AB: The club is two nights a week, Tuesdays and Thursdays from 6 p.m. to 8 p.m. We have a $5 membership fee that will be used to get better paddles and maybe throw a tournament with some prizes. You can always rent paddles from the HRC and go play in the courts too [using your Butler ID]. But I think the club is a good way to [start] because you get to meet a ton of people, play against different skill levels, play against different types of players. If you want to get better, I think that’s the best way to do it.

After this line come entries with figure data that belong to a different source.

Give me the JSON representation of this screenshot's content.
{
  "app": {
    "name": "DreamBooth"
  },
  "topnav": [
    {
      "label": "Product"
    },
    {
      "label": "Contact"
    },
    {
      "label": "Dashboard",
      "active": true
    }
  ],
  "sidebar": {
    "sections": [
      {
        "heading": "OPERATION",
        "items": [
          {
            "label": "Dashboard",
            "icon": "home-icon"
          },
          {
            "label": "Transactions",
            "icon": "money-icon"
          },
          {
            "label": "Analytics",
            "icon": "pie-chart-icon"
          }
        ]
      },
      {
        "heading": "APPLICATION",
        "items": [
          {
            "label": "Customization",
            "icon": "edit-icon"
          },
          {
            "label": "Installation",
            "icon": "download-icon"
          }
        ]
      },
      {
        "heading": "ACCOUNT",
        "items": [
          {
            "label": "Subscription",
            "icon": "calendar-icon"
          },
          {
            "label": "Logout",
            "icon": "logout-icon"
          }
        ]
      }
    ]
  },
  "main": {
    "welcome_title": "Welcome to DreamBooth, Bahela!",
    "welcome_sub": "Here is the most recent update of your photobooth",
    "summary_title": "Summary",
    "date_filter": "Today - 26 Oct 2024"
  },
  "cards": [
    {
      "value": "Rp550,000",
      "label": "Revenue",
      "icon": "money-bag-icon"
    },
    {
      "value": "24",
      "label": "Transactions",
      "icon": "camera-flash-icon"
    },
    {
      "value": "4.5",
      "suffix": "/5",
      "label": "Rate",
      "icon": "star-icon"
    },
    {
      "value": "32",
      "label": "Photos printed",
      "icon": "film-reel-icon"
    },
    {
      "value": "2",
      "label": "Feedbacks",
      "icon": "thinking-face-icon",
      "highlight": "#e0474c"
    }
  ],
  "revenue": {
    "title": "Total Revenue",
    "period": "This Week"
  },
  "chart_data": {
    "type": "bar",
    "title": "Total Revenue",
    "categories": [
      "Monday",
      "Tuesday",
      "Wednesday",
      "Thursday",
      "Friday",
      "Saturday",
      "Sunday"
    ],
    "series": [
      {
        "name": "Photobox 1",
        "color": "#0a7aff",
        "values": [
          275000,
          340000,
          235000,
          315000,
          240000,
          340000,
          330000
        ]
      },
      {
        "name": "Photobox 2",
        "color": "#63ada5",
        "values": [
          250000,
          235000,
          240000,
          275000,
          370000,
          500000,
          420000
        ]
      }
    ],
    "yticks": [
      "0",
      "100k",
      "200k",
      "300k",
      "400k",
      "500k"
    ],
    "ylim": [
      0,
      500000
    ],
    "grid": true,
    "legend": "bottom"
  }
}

LF: Students can go on Engage and request to join. The $5 fee helps pay for equipment and means you get a little skin in the game. We do not want to price people out — we want the face of pickleball to look like every face we have on campus. [That means] everything from wheelchair accessible through our Special Olympic athletes to [accessibility for] every race, gender and age. Students can reach out to Andrew as well. If students want to play pickleball but don’t know how, they can take the PWB. There are a variety of ways to get involved in pickleball in the community too. I’m the president of the Indy Pickleball Club, [which is] a nonprofit that helps spread pickleball throughout the greater Indianapolis area. It talks about pickleball across the greater Indianapolis area and where to play. I had a student in a PWB pickleball class last year who decided that pickleball is his future. He has since started playing in the community in a variety of areas, in tournaments and on local courts in Broad Ripple and Ellenberger Park. People can take [pickleball] as far as they want.
Students interested in joining Pickleball Club can find more information on Engage or reach out to club president Andrew Burdette. The club meets Tuesdays and Thursdays from 6 p.m. to 8 p.m., and encourages students of any skill level to join.